In the years that I’ve been shooting, and especially in the years that I’ve been shooting more professionally, I’ve noticed how I’ve become a proverbial “nerd” in many ways. While most people find themselves window-shopping for something like clothes or new shoes, I frequently find myself going to the nearest electronic store and looking at and SD card’s data read and write speeds (my card is 300 megabytes per second, just for the record).
Nerdy as I’ve become, the question for me has always been: What’s next? What’s the better camera? What’s the fastest aperture lens? What’s the next, most challenging shoot I can go on?
Well, a fun fact about photography is that bigger is damn near always better in this field. If you have a camera with a bigger sensor, you’re more capable of countless types of imaging. And along with that massive sensor, you’d need an absolutely massive lens to go with it too.

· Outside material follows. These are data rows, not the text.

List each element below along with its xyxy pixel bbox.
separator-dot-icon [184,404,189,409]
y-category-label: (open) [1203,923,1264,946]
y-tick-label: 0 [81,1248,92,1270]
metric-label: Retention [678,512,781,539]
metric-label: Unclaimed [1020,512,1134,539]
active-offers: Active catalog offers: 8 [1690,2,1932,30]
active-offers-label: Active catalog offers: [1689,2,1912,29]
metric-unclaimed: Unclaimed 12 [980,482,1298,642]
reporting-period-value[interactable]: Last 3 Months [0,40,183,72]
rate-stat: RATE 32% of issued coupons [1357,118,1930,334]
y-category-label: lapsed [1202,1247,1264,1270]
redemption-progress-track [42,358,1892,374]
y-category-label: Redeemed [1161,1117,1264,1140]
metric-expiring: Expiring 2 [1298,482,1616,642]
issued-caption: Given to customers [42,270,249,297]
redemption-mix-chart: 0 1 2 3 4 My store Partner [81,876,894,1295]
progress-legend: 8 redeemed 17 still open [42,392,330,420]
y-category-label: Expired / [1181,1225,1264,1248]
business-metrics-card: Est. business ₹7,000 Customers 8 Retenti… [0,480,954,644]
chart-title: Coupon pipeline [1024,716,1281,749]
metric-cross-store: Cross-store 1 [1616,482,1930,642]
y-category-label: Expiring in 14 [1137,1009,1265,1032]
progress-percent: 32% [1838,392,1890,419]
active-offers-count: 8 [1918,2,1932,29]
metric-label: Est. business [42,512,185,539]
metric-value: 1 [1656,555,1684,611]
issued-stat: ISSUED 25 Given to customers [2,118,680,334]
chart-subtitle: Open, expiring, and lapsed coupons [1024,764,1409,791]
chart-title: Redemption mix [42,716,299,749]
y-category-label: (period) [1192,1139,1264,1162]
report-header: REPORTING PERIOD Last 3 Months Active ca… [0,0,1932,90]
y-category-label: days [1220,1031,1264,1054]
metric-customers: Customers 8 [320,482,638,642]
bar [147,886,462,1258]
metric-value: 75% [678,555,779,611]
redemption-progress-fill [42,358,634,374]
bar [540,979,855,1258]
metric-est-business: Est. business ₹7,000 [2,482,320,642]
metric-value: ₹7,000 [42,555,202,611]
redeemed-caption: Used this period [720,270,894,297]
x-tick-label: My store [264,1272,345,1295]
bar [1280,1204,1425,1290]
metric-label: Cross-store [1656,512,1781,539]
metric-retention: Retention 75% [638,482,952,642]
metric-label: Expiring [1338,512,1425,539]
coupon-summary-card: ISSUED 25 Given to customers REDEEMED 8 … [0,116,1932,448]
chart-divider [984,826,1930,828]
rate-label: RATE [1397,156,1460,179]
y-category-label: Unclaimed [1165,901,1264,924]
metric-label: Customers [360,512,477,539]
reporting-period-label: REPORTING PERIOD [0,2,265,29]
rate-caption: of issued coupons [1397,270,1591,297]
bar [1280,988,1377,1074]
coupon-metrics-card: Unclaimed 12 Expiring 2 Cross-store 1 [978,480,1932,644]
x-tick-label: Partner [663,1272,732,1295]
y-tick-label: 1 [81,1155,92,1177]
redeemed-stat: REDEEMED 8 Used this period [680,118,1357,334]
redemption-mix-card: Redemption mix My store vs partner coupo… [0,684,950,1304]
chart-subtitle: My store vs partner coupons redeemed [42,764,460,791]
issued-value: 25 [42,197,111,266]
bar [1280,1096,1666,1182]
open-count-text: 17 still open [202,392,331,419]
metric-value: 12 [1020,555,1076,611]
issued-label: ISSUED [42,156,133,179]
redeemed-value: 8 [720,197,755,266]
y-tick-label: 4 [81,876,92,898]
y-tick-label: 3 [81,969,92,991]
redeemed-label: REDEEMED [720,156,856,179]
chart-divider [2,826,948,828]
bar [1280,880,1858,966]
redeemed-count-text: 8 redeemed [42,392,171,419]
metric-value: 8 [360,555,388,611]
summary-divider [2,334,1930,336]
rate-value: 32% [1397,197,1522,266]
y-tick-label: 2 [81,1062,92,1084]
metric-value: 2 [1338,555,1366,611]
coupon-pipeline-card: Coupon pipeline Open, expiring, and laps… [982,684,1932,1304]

Pair the idea of “bigger is better” with one of the most interesting, challenging, and specialized forms of photography and what do you get? Astronomy. A telescope. A massive CCD sensor. Processing power so immense and so hot that half of the lens’ structure alone is dedicated just to cooling it down.
And behind it all is one person who’s watching every click of the shutter, combing through all the thousands of photos, finding what’s interesting, finding what matters to us, what appeals to the human race. One of these people in Tucson is Carson Fuls, one of a senior research specialist for the Catalina Sky Survey.
Fuls and his team operate two telescopes on the summit of Mount Lemmon: a 60-inch and a 40-inch. Every night, one of the astronomers mans the 60-inch telescope and scans several blocked-out sectors of the Milky Way galaxy, trying to locate and track any near-earth objects that that may or may not be on a collision course with our planet.
On Oct. 6, 2019, I spent six hours with Fuls up on the mountain to see what a day in the life was like for someone like him. Through the course of the night, we studied the stars and discussed everything about the history of the mountain, his background in physics, how he got into the astronomy field, the logistics of living on a mountain away from family for days at a time, and how he met his wife through the Sky Survey work.
Also in our conversation, he mentioned how there’s an engineering component of his job for when he’s not on the mountain observing speeding bullets in the sky. On Oct. 29, Fuls and I met again, this time on the ground, to see how the Sky Survey’s offices are beneath the 9,000-foot rock megalith. While at the workspace in the Lunar & Planetary Laboratory, I took photos of Fuls as he worked on a new microchip to regulate shutter actuations on a telescope that the Catalina Sky Survey team are modifying.